До сих пор мы рассматривали модели, через которые социальная реальность описывалась по аналогии с физическим миром. Некоторые исследователи пошли дальше, не только показывая аналогию двух миров, но и утверждая, что физическая реальность (объекты неживой природы) оказывает прямое и непосредственное влияние на социальную жизнь (редукция социальной реальности к физическим явлениям). Среди таких исследователей выделяется отечественный биофизик А. Л. Чижевский. Согласно взглядам ученого, движение общества сквозь историческое время описывается волновыми циклами: чередование пика активности масс людей (социальные революции, войны, грандиозные стройки и др.) и спада такой активности (относительно мирное время). Особенность позиции Чижевского состоит в том, что циклическое движение общества не столько методологическая аналогия, сколько факт, являющийся следствием другого факта: периодической пятнообразующей деятельности Солнца [Чижевский 1924]. Получается, что пульсирующая солнечная активность по своему подобию придает изначально рыхлой социальной реальности законченную волновую форму [Ловецкий, Комиссаров 2014].

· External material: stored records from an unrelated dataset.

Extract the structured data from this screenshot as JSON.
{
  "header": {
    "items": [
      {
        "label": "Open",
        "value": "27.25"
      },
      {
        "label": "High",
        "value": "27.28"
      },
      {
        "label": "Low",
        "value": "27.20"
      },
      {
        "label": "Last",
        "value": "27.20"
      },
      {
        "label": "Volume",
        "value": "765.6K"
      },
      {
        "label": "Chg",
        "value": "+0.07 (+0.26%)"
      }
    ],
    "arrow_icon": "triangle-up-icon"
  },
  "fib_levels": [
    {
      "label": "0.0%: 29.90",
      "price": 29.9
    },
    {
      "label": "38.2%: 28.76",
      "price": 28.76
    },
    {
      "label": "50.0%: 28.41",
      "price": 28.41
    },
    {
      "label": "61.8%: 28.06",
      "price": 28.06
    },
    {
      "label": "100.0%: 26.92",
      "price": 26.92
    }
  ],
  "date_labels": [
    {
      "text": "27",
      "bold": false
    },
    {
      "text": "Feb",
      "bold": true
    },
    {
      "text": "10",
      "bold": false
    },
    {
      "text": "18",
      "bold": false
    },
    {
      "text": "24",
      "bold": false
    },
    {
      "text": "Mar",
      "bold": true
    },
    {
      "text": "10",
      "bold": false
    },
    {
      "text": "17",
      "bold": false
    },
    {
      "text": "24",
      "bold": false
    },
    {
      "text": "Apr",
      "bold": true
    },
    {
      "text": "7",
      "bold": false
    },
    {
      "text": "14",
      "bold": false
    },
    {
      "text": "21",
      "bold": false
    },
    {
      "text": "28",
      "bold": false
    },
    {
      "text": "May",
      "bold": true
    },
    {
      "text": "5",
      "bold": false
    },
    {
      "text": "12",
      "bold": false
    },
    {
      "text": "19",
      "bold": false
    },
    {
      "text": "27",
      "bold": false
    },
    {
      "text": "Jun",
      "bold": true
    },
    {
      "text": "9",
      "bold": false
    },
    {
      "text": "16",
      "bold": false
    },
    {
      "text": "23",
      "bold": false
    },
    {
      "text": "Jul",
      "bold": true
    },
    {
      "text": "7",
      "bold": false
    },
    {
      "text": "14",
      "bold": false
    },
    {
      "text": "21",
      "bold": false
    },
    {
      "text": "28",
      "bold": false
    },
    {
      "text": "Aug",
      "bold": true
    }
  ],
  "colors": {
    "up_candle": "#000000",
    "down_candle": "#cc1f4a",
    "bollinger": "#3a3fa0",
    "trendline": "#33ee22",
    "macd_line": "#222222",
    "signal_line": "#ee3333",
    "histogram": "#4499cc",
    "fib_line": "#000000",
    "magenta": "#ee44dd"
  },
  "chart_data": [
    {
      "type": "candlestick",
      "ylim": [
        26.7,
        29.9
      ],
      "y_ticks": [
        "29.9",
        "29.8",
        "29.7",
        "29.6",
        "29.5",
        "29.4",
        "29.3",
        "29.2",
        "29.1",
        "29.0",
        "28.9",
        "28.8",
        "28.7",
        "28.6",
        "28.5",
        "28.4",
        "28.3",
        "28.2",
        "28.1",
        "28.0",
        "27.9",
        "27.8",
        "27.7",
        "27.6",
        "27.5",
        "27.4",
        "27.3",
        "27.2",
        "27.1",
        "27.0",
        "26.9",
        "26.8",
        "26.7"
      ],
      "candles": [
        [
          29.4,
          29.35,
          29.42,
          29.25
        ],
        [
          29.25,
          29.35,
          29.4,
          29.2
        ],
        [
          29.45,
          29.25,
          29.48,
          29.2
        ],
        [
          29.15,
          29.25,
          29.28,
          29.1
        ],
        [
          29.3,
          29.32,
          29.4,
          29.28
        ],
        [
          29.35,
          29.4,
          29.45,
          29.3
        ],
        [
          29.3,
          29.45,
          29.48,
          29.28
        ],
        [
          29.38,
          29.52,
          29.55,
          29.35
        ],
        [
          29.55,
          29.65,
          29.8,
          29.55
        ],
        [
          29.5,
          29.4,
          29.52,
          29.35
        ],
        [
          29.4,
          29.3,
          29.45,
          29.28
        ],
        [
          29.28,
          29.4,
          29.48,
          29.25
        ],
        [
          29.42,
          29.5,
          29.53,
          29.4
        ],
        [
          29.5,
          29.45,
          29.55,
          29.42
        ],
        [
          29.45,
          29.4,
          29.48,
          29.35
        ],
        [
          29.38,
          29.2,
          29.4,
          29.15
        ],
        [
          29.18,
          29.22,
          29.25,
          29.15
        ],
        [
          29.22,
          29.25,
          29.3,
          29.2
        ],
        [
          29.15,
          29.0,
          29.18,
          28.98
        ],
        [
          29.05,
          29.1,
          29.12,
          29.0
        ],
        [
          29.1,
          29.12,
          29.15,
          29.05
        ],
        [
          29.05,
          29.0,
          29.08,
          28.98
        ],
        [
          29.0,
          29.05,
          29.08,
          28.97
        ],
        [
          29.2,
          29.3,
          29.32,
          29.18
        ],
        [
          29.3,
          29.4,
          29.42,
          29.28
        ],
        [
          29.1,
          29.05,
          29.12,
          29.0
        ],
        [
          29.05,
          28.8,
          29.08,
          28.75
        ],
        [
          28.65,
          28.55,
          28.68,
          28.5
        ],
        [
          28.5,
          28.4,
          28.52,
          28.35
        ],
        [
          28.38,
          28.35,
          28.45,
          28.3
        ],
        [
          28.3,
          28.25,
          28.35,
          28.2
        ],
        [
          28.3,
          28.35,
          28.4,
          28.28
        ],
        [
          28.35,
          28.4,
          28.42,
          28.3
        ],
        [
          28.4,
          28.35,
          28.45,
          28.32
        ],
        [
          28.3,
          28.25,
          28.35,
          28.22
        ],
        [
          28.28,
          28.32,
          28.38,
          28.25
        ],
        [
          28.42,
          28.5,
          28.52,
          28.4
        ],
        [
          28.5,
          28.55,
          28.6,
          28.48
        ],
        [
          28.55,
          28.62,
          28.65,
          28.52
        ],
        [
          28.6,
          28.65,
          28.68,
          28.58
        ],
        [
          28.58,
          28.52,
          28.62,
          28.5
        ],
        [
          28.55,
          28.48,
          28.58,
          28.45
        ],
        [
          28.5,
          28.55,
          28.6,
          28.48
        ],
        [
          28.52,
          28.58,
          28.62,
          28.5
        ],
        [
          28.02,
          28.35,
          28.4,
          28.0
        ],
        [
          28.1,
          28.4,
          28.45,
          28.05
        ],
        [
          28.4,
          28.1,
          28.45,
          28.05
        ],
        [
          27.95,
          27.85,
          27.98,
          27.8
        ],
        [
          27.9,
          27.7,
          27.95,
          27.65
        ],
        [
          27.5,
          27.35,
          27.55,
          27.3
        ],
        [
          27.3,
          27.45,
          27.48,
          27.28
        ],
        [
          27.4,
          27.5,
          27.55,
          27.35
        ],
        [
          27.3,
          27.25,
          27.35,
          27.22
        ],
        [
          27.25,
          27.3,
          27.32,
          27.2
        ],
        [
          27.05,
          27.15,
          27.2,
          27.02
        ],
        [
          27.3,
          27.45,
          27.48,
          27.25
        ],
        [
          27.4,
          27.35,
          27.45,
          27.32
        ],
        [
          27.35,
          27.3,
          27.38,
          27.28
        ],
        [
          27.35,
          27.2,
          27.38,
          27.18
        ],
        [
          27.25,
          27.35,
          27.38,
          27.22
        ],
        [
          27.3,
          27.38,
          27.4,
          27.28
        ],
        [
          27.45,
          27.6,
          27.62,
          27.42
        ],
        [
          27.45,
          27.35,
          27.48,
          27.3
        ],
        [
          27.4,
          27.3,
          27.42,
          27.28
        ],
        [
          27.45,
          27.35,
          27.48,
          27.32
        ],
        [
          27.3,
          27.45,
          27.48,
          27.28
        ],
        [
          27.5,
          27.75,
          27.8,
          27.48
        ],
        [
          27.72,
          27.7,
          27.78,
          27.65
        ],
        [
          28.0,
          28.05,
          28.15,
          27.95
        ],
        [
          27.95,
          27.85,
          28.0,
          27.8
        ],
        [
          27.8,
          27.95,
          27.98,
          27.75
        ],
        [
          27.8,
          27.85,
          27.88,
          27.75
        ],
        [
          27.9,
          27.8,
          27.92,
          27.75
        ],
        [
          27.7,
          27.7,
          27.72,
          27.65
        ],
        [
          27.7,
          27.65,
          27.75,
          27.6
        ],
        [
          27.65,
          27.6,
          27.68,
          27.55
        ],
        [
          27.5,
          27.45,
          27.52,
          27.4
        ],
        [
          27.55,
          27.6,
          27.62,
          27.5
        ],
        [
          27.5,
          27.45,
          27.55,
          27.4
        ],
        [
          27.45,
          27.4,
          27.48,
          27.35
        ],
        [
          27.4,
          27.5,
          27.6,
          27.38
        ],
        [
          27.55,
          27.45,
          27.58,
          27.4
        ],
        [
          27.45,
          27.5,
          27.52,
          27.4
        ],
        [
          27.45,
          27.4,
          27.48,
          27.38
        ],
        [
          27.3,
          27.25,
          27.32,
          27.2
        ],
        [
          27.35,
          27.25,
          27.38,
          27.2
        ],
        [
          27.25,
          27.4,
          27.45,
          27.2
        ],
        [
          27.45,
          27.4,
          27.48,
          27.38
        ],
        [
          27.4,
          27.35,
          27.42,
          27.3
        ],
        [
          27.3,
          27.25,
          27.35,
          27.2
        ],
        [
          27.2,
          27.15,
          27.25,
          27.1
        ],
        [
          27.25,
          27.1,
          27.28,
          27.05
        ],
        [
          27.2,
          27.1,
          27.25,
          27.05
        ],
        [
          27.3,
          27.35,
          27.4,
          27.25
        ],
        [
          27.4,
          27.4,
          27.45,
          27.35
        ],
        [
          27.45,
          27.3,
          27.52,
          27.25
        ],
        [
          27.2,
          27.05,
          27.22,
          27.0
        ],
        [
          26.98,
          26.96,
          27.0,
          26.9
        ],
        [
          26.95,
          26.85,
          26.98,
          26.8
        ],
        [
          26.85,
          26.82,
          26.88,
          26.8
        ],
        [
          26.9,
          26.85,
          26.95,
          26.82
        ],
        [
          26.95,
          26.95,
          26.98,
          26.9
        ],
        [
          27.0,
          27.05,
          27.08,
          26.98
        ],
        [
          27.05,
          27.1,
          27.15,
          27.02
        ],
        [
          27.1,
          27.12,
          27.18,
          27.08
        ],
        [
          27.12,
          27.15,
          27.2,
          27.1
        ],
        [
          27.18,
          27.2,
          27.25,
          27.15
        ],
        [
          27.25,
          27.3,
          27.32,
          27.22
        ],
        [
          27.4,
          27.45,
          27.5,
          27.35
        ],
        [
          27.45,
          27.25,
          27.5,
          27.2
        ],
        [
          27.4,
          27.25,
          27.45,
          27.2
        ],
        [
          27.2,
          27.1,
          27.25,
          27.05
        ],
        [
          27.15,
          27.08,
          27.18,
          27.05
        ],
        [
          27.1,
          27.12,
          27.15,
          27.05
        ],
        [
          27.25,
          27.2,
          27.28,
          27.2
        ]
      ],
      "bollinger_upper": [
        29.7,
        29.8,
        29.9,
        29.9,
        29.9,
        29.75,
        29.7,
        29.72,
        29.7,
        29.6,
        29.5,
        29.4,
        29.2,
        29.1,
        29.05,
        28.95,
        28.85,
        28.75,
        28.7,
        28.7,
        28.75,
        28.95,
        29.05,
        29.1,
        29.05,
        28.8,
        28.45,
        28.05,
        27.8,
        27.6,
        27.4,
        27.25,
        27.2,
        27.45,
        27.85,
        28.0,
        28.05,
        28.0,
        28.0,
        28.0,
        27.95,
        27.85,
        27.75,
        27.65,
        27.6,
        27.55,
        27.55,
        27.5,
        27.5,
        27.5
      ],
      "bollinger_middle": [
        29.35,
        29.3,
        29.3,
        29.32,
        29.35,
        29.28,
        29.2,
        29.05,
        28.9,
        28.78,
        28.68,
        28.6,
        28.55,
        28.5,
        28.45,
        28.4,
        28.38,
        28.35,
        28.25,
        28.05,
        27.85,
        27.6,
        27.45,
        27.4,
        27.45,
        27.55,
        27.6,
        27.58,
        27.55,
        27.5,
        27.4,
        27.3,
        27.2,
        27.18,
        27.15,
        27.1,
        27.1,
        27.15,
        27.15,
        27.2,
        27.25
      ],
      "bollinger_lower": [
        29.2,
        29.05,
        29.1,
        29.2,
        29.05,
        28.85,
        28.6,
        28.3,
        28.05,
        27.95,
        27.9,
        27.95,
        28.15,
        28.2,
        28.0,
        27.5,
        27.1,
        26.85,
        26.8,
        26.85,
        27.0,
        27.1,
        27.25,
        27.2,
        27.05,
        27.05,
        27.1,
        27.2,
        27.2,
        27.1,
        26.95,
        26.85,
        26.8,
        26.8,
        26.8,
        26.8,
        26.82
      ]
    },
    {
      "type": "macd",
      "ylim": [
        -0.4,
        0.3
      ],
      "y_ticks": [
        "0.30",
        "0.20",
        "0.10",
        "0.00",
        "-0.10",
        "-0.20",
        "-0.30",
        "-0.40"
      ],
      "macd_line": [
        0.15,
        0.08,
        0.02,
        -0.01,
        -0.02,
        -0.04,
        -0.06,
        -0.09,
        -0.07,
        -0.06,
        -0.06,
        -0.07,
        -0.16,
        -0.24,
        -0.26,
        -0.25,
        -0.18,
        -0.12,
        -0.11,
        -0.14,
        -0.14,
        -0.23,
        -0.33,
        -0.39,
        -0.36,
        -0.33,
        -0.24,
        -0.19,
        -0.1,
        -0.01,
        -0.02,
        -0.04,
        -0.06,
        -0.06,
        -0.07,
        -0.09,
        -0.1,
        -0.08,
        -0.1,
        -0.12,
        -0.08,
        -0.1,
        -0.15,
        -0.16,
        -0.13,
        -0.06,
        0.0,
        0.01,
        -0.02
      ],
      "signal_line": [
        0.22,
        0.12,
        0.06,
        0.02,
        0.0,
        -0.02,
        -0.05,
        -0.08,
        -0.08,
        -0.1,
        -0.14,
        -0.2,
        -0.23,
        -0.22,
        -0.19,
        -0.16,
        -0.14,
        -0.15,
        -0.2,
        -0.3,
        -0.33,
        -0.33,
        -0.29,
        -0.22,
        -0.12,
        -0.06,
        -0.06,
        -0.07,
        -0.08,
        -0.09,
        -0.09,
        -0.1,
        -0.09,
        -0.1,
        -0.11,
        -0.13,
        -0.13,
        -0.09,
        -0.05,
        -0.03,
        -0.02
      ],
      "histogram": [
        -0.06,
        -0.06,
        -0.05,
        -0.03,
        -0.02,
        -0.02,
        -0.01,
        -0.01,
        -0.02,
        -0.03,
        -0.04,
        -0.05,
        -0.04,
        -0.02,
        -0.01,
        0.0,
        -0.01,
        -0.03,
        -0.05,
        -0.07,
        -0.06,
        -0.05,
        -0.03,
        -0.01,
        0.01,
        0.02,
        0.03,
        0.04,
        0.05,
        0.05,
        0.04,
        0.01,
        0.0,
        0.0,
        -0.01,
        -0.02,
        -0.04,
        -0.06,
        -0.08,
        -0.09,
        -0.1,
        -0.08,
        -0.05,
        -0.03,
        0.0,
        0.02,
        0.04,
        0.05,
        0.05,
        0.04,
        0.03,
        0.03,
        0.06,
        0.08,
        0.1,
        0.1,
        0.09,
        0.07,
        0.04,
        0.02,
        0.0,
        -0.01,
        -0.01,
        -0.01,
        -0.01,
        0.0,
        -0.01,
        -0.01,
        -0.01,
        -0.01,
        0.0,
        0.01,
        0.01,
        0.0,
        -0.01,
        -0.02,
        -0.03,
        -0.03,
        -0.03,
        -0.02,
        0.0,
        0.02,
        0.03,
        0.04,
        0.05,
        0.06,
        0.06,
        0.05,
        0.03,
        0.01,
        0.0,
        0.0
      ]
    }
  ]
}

Современным вариантом физической модели социальной реальности выступает синергетическая модель. Общество здесь описывается как диссипативная структура – форма синтеза порядка и хаоса, сложившаяся в результате их взаимных переходов [Бранский 1999]. Такая структура может существовать при условии постоянного обмена с внешней средой посредством вещества, энергии и информации. Благодаря такому обмену общество поддерживает свою упорядоченность (низкую энтропию), однако это достигается ценой усиления беспорядка (повышения энтропии) во внешней среде. В качестве иллюстрации приведем отношение социума к окружающей среде: развитие человеческой цивилизации влечет за собой загрязнение природы продуктами жизнедеятельности, исчерпание ее ресурсов, исчезновение одних и распространение других биологических видов.

Дальнейшее описание синергетической модели поясним на конкретном примере. Обратимся к российской истории XX в. Россия как диссипативная структура проходила в конце 1910-х – начале 1920-х гг. процесс деиерархизации – распад на диссипативные структуры более низкого порядка. Российская империя распалась в это время на государственные образования Советов и Белого движения, национальные государства. Достигнув некоторого предела – странного аттрактора (ведь процесс дезинтеграции не может длиться бесконечно), Россия как система стала претерпевать процесс иерархизации – объединение диссипативных структур низкого порядка в структуру более высокого порядка. Процесс объединения идет нелинейно и определяется бифуркацией: система стоит перед выбором дальнейшего пути движения между ограниченным числом возможностей. Во время Гражданской войны российское общество стояло перед выбором между советской властью и Белым движением. В итоге Россия пошла по пути строительства социализма, в ходе которого многие из отторгнутых ранее территорий были возвращены, а в политическом пространстве установилась власть одного правительства. Процесс иерархизации также достигает какого-то предельного состояния – простого аттрактора, после чего система вновь впадает в процесс деиерархизации.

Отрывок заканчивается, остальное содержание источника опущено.